Baierbrunn – Fast jeder Zweite ab 75 fährt noch selbst Auto. Doch ab wann steigt das Unfallrisiko? Und wie lässt sich die Fahrkompetenz feststellen? Im Gesundheitsmagazin „Apotheken Umschau“ geben Expertinnen und Experten Einblick in die komplexe Thematik.
Fahrtauglichkeit individuell feststellen
Siegfried Brockmann, Unfallforscher und Vizepräsident des Deutschen Verkehrssicherheitsrats in Berlin, hält die aktuelle Diskussion über eine Altersgrenze von 70 für zu früh angesetzt. Erst ab 75 gibt es ein deutlich höheres Risiko eines selbst verschuldeten Unfalls mit Personenschaden. Brockmann befürwortet dann Testfahrten von mindestens 45 Minuten in Begleitung eines Experten. „Auf Basis der Rückmeldung unter vier Augen sollte jeder eigenverantwortlich entscheiden, was beim Autofahren noch geht. Oft können Verhaltensänderungen oder Training das Fahren sicherer machen.“
Fahrverbote sieht Ingrid Dänschel, Fachärztin für Allgemeinmedizin und Hausärztin in Lunzenau bei Leipzig, als letztes Mittel. Um die Fahrtauglichkeit zu beurteilen, benutzen Ärztinnen und Ärzte zwar einen speziellen Tauglichkeitskatalog, entschieden wird aber immer individuell anhand der gesundheitlichen Gesamtsituation.
„Auch bei gesundheitlichen Einschränkungen ist nicht immer ein vollständiges Fahrverbot nötig. Manchmal ist das Fahren in gewissen Grenzen möglich, etwa Strecken bis zehn Kilometer.“ Wenn es die Gesundheit erfordert, kann und muss Dänschel als Ärztin ein Fahrverbot aussprechen, auf Dauer oder vorübergehend. Passiert ein Unfall, weil man trotzdem gefahren ist, riskiert man den Versicherungsschutz und kann den Führerschein verlieren, so Ingrid Dänschel.

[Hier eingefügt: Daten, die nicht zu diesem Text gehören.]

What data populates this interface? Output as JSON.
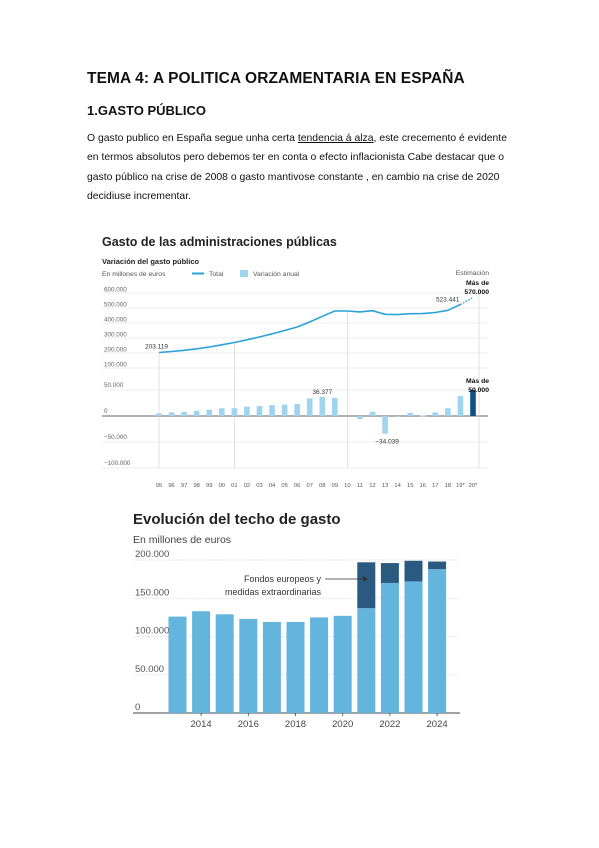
{
  "document": {
    "title": "TEMA 4: A POLITICA ORZAMENTARIA EN ESPAÑA",
    "section_heading": "1.GASTO PÚBLICO",
    "paragraph": {
      "part1": "O gasto publico en España segue unha certa ",
      "underlined": "tendencia á alza",
      "part2": ", este crecemento é evidente en termos absolutos pero debemos ter en conta o efecto inflacionista  Cabe destacar que o gasto público na crise de 2008 o gasto mantivose constante , en cambio na crise de 2020 decidiuse incrementar."
    }
  },
  "chart_data": [
    {
      "type": "line+bar",
      "title": "Gasto de las administraciones públicas",
      "subtitle": "Variación del gasto público",
      "unit_label": "En millones de euros",
      "legend": [
        {
          "name": "Total",
          "style": "line",
          "color": "#2aa3d8"
        },
        {
          "name": "Variación anual",
          "style": "bar",
          "color": "#9fd3ee"
        }
      ],
      "estimation_label": "Estimación",
      "categories": [
        "95",
        "96",
        "97",
        "98",
        "99",
        "00",
        "01",
        "02",
        "03",
        "04",
        "05",
        "06",
        "07",
        "08",
        "09",
        "10",
        "11",
        "12",
        "13",
        "14",
        "15",
        "16",
        "17",
        "18",
        "19*",
        "20*"
      ],
      "total_series": {
        "name": "Total",
        "values": [
          203119,
          210000,
          218000,
          228000,
          240000,
          255000,
          270000,
          288000,
          307000,
          328000,
          350000,
          373000,
          407000,
          445000,
          480000,
          480000,
          474000,
          482000,
          458000,
          456000,
          462000,
          463000,
          470000,
          485000,
          523441,
          570000
        ]
      },
      "annual_variation_series": {
        "name": "Variación anual",
        "values": [
          5000,
          7000,
          8000,
          10000,
          12000,
          15000,
          15000,
          18000,
          19000,
          21000,
          22000,
          23000,
          34000,
          36377,
          35000,
          0,
          -6000,
          8000,
          -34039,
          -2000,
          6000,
          1000,
          7000,
          15000,
          38441,
          50000
        ]
      },
      "annotations": {
        "start_total": "203.119",
        "total_2019": "523.441",
        "peak_var": "36.377",
        "min_var": "−34.039",
        "est_total_line1": "Más de",
        "est_total_line2": "570.000",
        "est_var_line1": "Más de",
        "est_var_line2": "50.000"
      },
      "upper_y_ticks": [
        "600.000",
        "500.000",
        "400.000",
        "300.000",
        "200.000",
        "100.000"
      ],
      "lower_y_ticks": [
        "50.000",
        "0",
        "−50.000",
        "−100.000"
      ],
      "upper_ylim": [
        100000,
        600000
      ],
      "lower_ylim": [
        -100000,
        50000
      ],
      "colors": {
        "line": "#2aa3d8",
        "bar": "#9fd3ee",
        "bar_estimate": "#0d4f8b"
      }
    },
    {
      "type": "bar",
      "title": "Evolución del techo de gasto",
      "unit_label": "En millones de euros",
      "x": [
        2013,
        2014,
        2015,
        2016,
        2017,
        2018,
        2019,
        2020,
        2021,
        2022,
        2023,
        2024
      ],
      "series": [
        {
          "name": "",
          "values": [
            126000,
            133000,
            129000,
            123000,
            119000,
            119000,
            125000,
            127000,
            137000,
            170000,
            172000,
            188000
          ]
        },
        {
          "name": "Fondos europeos y medidas extraordinarias",
          "values": [
            0,
            0,
            0,
            0,
            0,
            0,
            0,
            0,
            60000,
            26000,
            27000,
            10000
          ]
        }
      ],
      "x_tick_labels": [
        "2014",
        "2016",
        "2018",
        "2020",
        "2022",
        "2024"
      ],
      "y_ticks": [
        "200.000",
        "150.000",
        "100.000",
        "50.000",
        "0"
      ],
      "ylim": [
        0,
        200000
      ],
      "annotation_line1": "Fondos europeos y",
      "annotation_line2": "medidas extraordinarias",
      "colors": {
        "base": "#63b5de",
        "extra": "#2b5a80"
      }
    }
  ]
}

Assistenzsysteme im Auto nutzen
Pauschal sagen, dass jemand wegen des Alters nicht mehr fahren soll, kann man aber nicht sagen. „Es gibt viele, die mit 75 sehr gut und sicher fahren“, sagt Dr. Katja Schleinitz, Verkehrspsychologin und Fachbereichsleiterin einer Arbeitsgemeinschaft von TÜV/DEKRA in Dresden. Viele ältere Fahrer meiden intuitiv riskante Situationen, fahren nur am Tag oder meiden Autobahnen, so Schleinitz in der „Apotheken Umschau“. „Assistenzsysteme in neueren Autos erhöhen nachweislich die Verkehrssicherheit. Ich empfehle, sich die Bedienung im Autohaus von Fachleuten zeigen zu lassen und die Systeme auch zu nutzen.“
Übrigens: Auch Medikamente können die Fahrsicherheit beeinflussen. So wirken beispielsweise Schlafmittel bis in den nächsten Tag. Aufpassen sollte man auch, wenn Dauermedikamente neu eingestellt wurden, etwa Herz-Kreislauf-Mittel. Es gibt darüber hinaus eine Vielzahl von Arzneien, die die Fahrsicherheit gefährden können. Die Apotheke kann dazu beraten. Tipp: Viele Fahrschulen bieten Rückmeldefahrten oder Fahrfitness-Checks an. Die Kosten betragen meist zwischen 75 und 100 Euro. Am besten bei Fahrschulen vor Ort erkundigen oder beim ADAC nach Adressen fragen.